Miami (Fla.) also made a name for itself this season and will no longer be considered only a football school. Jim Larranaga instilled a new winning culture into his program. The Hurricanes, like Gonzaga, ran out of steam in the Big Dance, but there was a time when they were the best team in the country.
Indiana's Victor Oladipo had a breakout season. The junior guard was overshadowed by his teammates Cody Zeller, Christian Watford and Jordan Hulls coming into the season, but Oladipo emerged as one of the top athletes in the nation as he was continuously effective on both ends of the floor.
Oladipo was named to a First Team All-American along with Trey Burke (Michigan), Doug McDermott (Creighton), Kelly Olynyk (Gonzaga) and Otto Porter (Georgetown).
McDermott didn't sneak up on anybody and was the focal point of every defensive game plan he faced all season. The Creighton forward managed to guide the Bluejays to the Missouri Valley Conference regular season and conference tournament championships. If McDermott returns for his senior year, he will have a chance of being named a First Team All-American for the third season in a row.
Olynyk, who was redshirted last season, played a vital role in Gonzaga's record-setting season.
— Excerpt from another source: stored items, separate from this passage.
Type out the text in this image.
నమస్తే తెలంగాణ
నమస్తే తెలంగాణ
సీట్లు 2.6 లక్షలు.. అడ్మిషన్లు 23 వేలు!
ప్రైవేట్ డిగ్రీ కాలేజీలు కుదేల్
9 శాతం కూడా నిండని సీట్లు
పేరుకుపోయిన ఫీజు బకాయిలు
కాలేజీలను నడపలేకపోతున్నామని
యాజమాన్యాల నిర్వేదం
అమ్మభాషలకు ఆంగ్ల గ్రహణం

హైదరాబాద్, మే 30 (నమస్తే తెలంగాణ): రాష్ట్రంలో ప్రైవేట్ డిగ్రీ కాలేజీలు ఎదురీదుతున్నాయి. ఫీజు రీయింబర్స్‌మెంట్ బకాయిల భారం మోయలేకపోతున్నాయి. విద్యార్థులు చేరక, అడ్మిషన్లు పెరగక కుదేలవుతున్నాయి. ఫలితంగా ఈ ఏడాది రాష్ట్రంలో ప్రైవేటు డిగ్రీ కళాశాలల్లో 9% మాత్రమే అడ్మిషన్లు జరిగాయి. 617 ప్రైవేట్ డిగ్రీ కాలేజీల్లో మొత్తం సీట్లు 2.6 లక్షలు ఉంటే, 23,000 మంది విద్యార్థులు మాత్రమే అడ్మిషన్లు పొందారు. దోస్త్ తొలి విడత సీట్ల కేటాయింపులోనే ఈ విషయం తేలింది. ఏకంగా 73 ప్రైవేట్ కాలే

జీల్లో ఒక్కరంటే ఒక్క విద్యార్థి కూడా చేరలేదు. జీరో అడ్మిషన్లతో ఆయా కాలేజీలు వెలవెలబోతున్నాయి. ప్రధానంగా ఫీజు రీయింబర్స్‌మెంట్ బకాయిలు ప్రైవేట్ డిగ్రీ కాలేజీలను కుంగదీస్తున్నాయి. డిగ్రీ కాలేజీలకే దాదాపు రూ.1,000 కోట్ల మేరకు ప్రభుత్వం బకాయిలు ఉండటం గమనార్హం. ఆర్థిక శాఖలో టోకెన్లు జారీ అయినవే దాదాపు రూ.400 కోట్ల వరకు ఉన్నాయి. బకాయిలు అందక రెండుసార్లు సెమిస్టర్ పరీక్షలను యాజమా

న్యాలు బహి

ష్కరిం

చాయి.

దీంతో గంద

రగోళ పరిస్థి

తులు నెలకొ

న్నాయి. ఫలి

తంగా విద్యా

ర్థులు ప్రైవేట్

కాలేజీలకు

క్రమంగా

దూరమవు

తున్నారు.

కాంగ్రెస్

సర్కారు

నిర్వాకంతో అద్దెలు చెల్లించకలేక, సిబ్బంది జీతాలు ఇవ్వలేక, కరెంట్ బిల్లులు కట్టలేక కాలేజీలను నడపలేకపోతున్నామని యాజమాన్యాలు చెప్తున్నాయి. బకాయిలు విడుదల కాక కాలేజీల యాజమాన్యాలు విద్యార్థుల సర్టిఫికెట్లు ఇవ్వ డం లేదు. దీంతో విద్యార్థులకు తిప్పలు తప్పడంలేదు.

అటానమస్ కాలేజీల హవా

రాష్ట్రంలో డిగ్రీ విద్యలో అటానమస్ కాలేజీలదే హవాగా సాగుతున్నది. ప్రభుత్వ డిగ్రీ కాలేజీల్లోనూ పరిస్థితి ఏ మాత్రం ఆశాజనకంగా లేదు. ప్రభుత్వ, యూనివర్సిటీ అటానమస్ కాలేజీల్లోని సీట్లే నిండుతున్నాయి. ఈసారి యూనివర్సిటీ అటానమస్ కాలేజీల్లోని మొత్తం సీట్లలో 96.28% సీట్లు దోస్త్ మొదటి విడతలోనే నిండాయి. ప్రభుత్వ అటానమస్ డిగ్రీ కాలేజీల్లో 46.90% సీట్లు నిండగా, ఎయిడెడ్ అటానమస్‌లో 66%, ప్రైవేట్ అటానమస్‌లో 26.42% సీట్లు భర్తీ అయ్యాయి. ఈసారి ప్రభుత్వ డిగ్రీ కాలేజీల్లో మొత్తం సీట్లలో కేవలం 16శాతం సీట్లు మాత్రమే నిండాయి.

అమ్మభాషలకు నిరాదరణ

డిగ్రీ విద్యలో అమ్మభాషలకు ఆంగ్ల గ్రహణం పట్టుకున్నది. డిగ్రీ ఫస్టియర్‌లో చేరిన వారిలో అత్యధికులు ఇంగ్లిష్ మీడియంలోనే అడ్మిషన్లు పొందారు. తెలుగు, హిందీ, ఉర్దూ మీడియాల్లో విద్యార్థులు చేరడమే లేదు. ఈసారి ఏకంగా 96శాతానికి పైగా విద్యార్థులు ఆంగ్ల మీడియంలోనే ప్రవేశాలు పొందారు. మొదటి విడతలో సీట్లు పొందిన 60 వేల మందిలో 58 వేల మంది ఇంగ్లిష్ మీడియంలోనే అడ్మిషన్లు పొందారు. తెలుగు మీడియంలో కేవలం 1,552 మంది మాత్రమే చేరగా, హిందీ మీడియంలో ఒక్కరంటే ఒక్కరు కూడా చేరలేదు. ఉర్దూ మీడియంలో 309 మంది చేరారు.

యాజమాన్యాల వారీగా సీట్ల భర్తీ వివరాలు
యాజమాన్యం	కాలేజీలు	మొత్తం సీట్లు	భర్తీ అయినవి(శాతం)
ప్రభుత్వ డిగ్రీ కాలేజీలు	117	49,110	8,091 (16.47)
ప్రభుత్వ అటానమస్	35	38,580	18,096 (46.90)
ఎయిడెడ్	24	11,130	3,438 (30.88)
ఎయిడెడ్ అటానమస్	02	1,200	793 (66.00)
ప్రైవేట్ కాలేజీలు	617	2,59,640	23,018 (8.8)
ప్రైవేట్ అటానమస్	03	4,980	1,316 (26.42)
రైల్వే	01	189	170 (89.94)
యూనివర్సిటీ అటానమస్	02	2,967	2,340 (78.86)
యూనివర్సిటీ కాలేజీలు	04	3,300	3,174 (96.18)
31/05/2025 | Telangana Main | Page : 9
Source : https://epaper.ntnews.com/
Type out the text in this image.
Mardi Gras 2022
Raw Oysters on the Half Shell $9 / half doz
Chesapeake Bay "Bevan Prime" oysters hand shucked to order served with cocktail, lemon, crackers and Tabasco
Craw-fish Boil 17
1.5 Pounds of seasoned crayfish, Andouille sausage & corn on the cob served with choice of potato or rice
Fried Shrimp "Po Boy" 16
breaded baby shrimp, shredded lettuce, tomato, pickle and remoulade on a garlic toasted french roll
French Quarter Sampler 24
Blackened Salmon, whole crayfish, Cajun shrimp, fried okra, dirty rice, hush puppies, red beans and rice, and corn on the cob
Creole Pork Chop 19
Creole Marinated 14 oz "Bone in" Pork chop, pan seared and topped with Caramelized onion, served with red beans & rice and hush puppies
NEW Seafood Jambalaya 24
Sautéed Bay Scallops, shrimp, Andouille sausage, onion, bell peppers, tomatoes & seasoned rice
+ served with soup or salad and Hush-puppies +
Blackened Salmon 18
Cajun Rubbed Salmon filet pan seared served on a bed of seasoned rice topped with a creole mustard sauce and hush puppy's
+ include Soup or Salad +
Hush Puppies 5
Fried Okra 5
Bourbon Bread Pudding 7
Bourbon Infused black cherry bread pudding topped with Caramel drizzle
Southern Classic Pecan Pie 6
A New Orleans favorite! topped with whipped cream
The seven-footer from Canada showed off a soft shooting touch while also using his size and length to physically dominate opponents.
Porter single-handedly made Georgetown look like one of the fiercest schools in college basketball. Although the Hoyas were upset by the Cinderella Florida Gulf Coast Eagles in the Big Dance, John Thompson III's team earned a second- seed because of excellence play, led by Porter's superb leadership.
Burke, the consensus national player of the year, was the engine for Michigan as it returned to the Final Four for the first time since Jalen Rose and Chris Webber wore blue and maize. The sophomore has all the tools needed to be a great point guard. Although the Wolverines had plenty of talent surrounding him, Burke was clearly the cause of his squad's success.
Michigan's season is a good example of the national unpredictability this season. It seemed unbeatable at time and rose to take over the No. 1 ranking in the national polls before transforming into a team that appeared to be average at best.
The Wolverines were one of two teams to lose to Penn State in conference play this season. After it was dealt a nine-point loss in the Big Ten Tournament by Wisconsin, the fourth-seeded Michigan transformed back into national title contender before falling just short against Louisville.
While this season was wild, it might be even tougher to make sense of next season. The constant movement of teams to and from different conferences along with coaching and personnel changes will send us into 2013-14 with a myriad of questions.
Anticipation may be at an all-time high as we wait for the arrival of the new season.